Our main results distinguish between Rademacher chaos of order two and those of higher order. In that, our first main result pertains to the resilience of decoupled bilinear Rademacher forms; in this venue, different asymptotic behaviour is observed for sparse and dense matrices in terms of their resilience. For our second main result, we bootstrap our first main result in order to provide probabilistic resilience guarantees for quadratic Rademacher chaos which are no longer decoupled. Our third, and last, main result, generalises the first and handles the resilience of decoupled Rademacher chaos of arbitrary yet sufficiently low order.
Our results for decoupled Rademacher chaos of order two and that of higher order whilst are established through the same conceptual framework, differ qualitatively and quantitatively. This difference is incurred due to the different tools utilised in order to implement the same conceptual argument.
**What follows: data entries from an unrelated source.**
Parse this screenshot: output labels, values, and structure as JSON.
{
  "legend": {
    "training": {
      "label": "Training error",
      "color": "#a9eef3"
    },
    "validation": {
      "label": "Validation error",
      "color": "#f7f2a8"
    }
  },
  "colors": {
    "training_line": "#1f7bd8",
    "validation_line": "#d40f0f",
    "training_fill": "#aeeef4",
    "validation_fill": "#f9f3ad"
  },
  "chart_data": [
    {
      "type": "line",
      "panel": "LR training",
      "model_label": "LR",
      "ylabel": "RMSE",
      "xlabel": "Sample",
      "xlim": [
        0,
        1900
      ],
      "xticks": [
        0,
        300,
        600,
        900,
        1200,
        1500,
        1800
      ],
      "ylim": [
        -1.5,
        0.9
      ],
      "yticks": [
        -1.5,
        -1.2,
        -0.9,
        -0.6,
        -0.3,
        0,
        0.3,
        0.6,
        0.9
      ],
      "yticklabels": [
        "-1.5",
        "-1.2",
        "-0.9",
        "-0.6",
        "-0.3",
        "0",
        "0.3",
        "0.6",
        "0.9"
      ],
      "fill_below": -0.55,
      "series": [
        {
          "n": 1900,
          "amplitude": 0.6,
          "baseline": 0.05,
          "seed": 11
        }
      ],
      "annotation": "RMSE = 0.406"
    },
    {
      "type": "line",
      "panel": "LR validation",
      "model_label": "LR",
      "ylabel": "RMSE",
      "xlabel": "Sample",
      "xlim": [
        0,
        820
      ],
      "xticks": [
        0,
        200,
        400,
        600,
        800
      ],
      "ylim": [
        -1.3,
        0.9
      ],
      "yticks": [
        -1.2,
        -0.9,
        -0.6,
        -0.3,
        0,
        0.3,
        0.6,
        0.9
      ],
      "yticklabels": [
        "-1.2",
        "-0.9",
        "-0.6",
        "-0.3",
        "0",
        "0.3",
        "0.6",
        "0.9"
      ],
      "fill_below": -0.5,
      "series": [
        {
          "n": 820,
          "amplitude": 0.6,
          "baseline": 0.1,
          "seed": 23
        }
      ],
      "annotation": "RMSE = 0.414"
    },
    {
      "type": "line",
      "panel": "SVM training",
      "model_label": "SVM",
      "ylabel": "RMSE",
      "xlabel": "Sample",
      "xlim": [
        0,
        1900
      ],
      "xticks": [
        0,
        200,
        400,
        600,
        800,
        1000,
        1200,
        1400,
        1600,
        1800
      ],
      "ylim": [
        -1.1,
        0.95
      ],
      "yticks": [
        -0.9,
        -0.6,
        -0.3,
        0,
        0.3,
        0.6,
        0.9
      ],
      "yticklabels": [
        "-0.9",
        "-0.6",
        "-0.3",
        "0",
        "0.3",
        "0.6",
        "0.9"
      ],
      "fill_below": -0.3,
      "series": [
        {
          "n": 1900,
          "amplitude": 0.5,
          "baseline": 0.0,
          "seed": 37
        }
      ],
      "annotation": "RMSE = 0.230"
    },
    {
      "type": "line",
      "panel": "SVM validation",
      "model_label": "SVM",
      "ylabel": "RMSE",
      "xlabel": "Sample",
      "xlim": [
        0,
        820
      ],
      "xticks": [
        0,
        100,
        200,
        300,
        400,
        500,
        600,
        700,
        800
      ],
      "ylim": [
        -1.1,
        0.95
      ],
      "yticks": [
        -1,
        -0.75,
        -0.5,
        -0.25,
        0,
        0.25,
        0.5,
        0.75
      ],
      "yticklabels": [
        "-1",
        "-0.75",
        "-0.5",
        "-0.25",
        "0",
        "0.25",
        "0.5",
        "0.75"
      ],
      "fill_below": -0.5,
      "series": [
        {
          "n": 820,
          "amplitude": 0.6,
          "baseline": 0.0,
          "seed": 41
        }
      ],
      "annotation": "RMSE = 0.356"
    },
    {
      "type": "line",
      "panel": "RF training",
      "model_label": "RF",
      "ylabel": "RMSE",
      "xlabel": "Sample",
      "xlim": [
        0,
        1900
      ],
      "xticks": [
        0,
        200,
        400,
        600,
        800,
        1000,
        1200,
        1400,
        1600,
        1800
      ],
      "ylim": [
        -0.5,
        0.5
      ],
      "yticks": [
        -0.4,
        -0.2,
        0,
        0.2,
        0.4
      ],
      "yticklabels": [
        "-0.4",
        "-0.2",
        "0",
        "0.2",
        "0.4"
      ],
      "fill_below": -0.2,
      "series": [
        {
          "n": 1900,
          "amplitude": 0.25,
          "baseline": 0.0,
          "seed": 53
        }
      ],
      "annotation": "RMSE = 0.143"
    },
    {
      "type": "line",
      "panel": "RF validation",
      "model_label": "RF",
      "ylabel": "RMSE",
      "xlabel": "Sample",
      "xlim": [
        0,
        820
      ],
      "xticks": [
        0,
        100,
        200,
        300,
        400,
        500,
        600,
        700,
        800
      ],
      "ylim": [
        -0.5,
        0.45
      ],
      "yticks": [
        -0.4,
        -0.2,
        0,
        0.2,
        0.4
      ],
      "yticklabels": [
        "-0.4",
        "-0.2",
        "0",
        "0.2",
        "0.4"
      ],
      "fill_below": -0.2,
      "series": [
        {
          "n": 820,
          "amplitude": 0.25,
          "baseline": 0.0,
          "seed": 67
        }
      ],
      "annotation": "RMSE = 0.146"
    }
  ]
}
The order two result is established using Dudley’s maximal inequality for sub-Gaussian processes, the Hanson-Wright concentration inequality, as well as the Kolmogorov-Rogozin anti-concentration inequality. The result pertaining to higher orders is established using surrogate results replacing appeals to Dudley’s inequality as well as the Hanson-Wright inequality with tools suited for random tensors. In particular, appeals to the Hanson-Wright inequality are replaced with appeals to a concentration result for random tensors put forth by Adamczak and Wolff (Probability Theory and related fields, Vol. 162, 2015).
All of our results are instance-dependent and allow for the efficient computation of probabilistic lower-bound guarantees for the resilience of the aforementioned types of Rademacher chaos provided the order of the chaos is constant.